Online notary services (remote online notarization–RON) are in demand as the world is getting used to remote transactions. It’s an opportunity for licensed notaries to expand their business through remote technology while also providing an accessible way for people to obtain notary services who can’t physically go out for personal reasons. Video conferencing systems are making it possible for notaries to conduct their business through remote technology. Having access to an online notary seems to be the way of the future since so many industries are moving their work, or at least offering remote options, completely online. Additionally, these industries, both professional and personal, need access to an online notary service in order to get their documents authenticated and verified.
Now is the time for licensed notaries to consider remote opportunities. The demand for online options will only increase as time goes on, and for many reasons, providing an online notary service is easy, quick, and accessible. But before you go on to start your remote online notarization services, you have to do research on what is legal and allowed. Unfortunately, not all states allow remote online notarization services and it’s important to know if you can legally expand your notary business online. But beyond that, there are a few things you should know about getting started as an online notary.

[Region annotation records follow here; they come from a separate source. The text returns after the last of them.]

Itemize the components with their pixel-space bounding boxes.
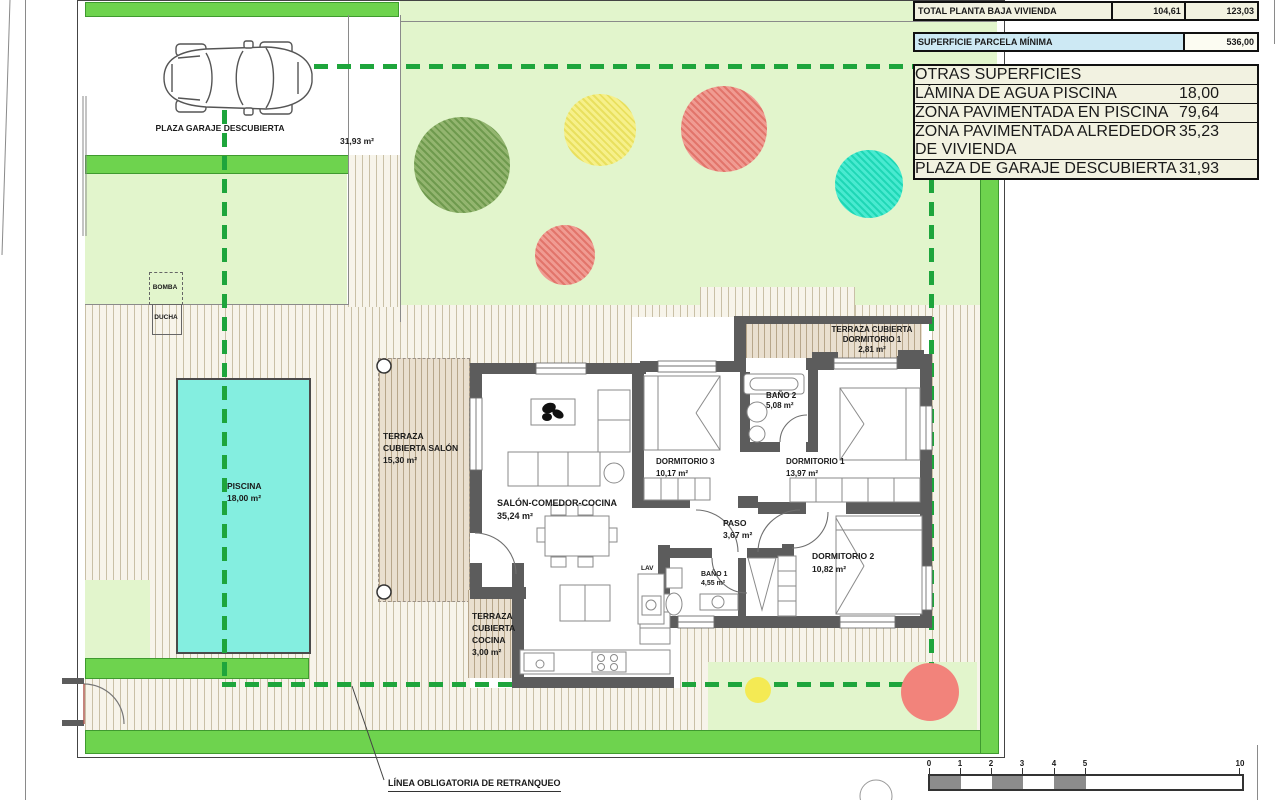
salon-area: 35,24 m² [497, 511, 533, 522]
lav-label: LAV [641, 565, 654, 573]
tree-yellow [564, 94, 636, 166]
terrace-dorm1-label-1: TERRAZA CUBIERTA [818, 325, 926, 334]
scale-tick-label: 1 [958, 759, 962, 768]
table-total-value1: 104,61 [1111, 3, 1184, 19]
gate [62, 678, 124, 726]
terrace-cocina-label-3: COCINA [472, 635, 506, 646]
paso-area: 3,67 m² [723, 530, 752, 541]
tree-red-small [535, 225, 595, 285]
paso-label: PASO [723, 518, 746, 529]
pool-label: PISCINA [227, 481, 261, 492]
bano1-label: BAÑO 1 [701, 570, 727, 579]
road-diagonal-line [2, 0, 10, 255]
bano2-area: 5,08 m² [766, 401, 794, 410]
table-otras-header: OTRAS SUPERFICIES [915, 66, 1179, 84]
scale-bar-ruler [928, 774, 1244, 791]
scale-tick-label: 2 [989, 759, 993, 768]
scale-tick-label: 5 [1083, 759, 1087, 768]
terrace-dorm1-label-2: DORMITORIO 1 [818, 335, 926, 344]
left-wall-lines [83, 96, 86, 236]
terrace-columns [377, 359, 391, 599]
table-row: ZONA PAVIMENTADA ALREDEDOR DE VIVIENDA 3… [915, 122, 1257, 159]
dorm3-label: DORMITORIO 3 [656, 456, 715, 467]
tree-red-large [681, 86, 767, 172]
table-parcela: SUPERFICIE PARCELA MÍNIMA 536,00 [913, 32, 1259, 52]
pump-label: BOMBA [149, 284, 181, 292]
dorm2-label: DORMITORIO 2 [812, 551, 874, 562]
dorm1-label: DORMITORIO 1 [786, 456, 845, 467]
scale-tick-label: 3 [1020, 759, 1024, 768]
setback-annotation: LÍNEA OBLIGATORIA DE RETRANQUEO [388, 778, 561, 792]
table-parcela-value: 536,00 [1183, 34, 1257, 50]
table-row: LÁMINA DE AGUA PISCINA 18,00 [915, 84, 1257, 103]
shrub-yellow [745, 677, 771, 703]
furniture [508, 374, 922, 674]
bano1-area: 4,55 m² [701, 579, 725, 588]
table-parcela-label: SUPERFICIE PARCELA MÍNIMA [915, 34, 1183, 50]
garage-label: PLAZA GARAJE DESCUBIERTA [140, 123, 300, 134]
table-total-value2: 123,03 [1184, 3, 1257, 19]
terrace-cocina-label-1: TERRAZA [472, 611, 513, 622]
table-total-label: TOTAL PLANTA BAJA VIVIENDA [915, 3, 1111, 19]
terrace-cocina-label-2: CUBIERTA [472, 623, 515, 634]
table-total: TOTAL PLANTA BAJA VIVIENDA 104,61 123,03 [913, 1, 1259, 21]
scale-tick-label: 10 [1236, 759, 1245, 768]
leader-line [352, 686, 384, 780]
table-otras: OTRAS SUPERFICIES LÁMINA DE AGUA PISCINA… [913, 64, 1259, 180]
dorm3-area: 10,17 m² [656, 468, 688, 479]
tree-teal [835, 150, 903, 218]
terrace-salon-area-label: 15,30 m² [383, 455, 417, 466]
bano2-label: BAÑO 2 [766, 391, 796, 400]
shower-label: DUCHA [151, 314, 181, 322]
salon-label: SALÓN-COMEDOR-COCINA [497, 498, 617, 509]
site-plan: PLAZA GARAJE DESCUBIERTA 31,93 m² BOMBA … [0, 0, 1280, 800]
shrub-red [901, 663, 959, 721]
scale-tick-label: 0 [927, 759, 931, 768]
dorm2-area: 10,82 m² [812, 564, 846, 575]
terrace-cocina-area-label: 3,00 m² [472, 647, 501, 658]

Here, you will find out about five things you need to know before starting your remote online notarization journey.
1. Find out if RON is legal in your state
As mentioned, not all states allow remote online notarization. Before you get started as an online notary, make sure that you check if your state even allows RON and if it is legal, find out if there are any restrictions or specific guidelines for the specific state that you are practicing in.
As of now, these 41 states allow permanent remote online notarization: Alaska, Arizona, Arkansas, Colorado, Florida, Hawaii, Idaho, Illinois, Indiana, Iowa, Kansas, Kentucky, Louisiana, Maryland, Michigan, Minnesota, Missouri, Montana, Nebraska, Nevada, New Hampshire, New Jersey, New Mexico, New York, North Carolina, North Dakota, Ohio, Oklahoma, Oregon, Pennsylvania, South Carolina, South Dakota, Tennessee, Texas, Utah, Vermont, Virginia, Washington, West Virginia, Wisconsin, Wyoming.
Five states do not allow remote online notarization at all: Connecticut, California, Delaware, the District of Columbia, and Massachusetts.
Five states allow a temporary online notarization: Alabama, Georgia, Maine, Mississippi, and Rhode Island.
2. Apply and register to perform virtual notarizations
After finding out if your state allows remote online notarizations, you have to apply and register in order to begin performing virtual notarizations in your state. Most applications will have an application fee so plan accordingly and prepare for any ancillary steps specific to registering in your state. Again, each state has specific guidelines for you to follow, so make sure you do your research and complete any necessary steps to begin performing virtual notarizations; you do not want to leave any mistakes and complete every step accordingly.
3. Complete RON-specific training
Like with a regular notary license, you will have to complete RON-specific training and courses before meeting the guidelines to perform online notarizations. The knowledge and practice behind performing online notarizations stay the same but when working online, there are a few extra steps that are probably needed. For example, you might have to complete a course on online protection and security. Technology has its advancements and benefits but there are setbacks such as ensuring important information and documents stay secure. Complete the training as needed by your state to ensure that you are well-equipped to provide remote online notarizations.
4. Make sure you have a surety bond to cover RONs
Notaries know that in order to provide notary services in general you need to have extra security such as a surety bond or E&O insurance to cover the notarization process. Having a bond or E&O insurance not only protects you in the case of errors but also the people you perform notaries for. You want to do the extra research behind surety bonds and E&O insurance that also covers remote online notarizations as well in order to protect your practice and clients.
5. Have the tools and technology to complete your services
Being an online notary service means having the tools and technology that you need in order to complete your services. Make sure that you have a stable internet service in addition to devices that you will need to perform online notarizations. Additionally, having a video conferencing system that supports your business will elevate your experience and allow you to provide excellent services. ProVideoMeeting has unique video conferencing tools such as Instasign for you to verify signatures and identities, allowing you to provide quality notarization services.
Providing online notary services means stepping into the future. People are now searching for services that are fast and accessible while maintaining their quality. Before getting started with remote online notarization, it’s always best to do your research specific to your state in order to provide quality services.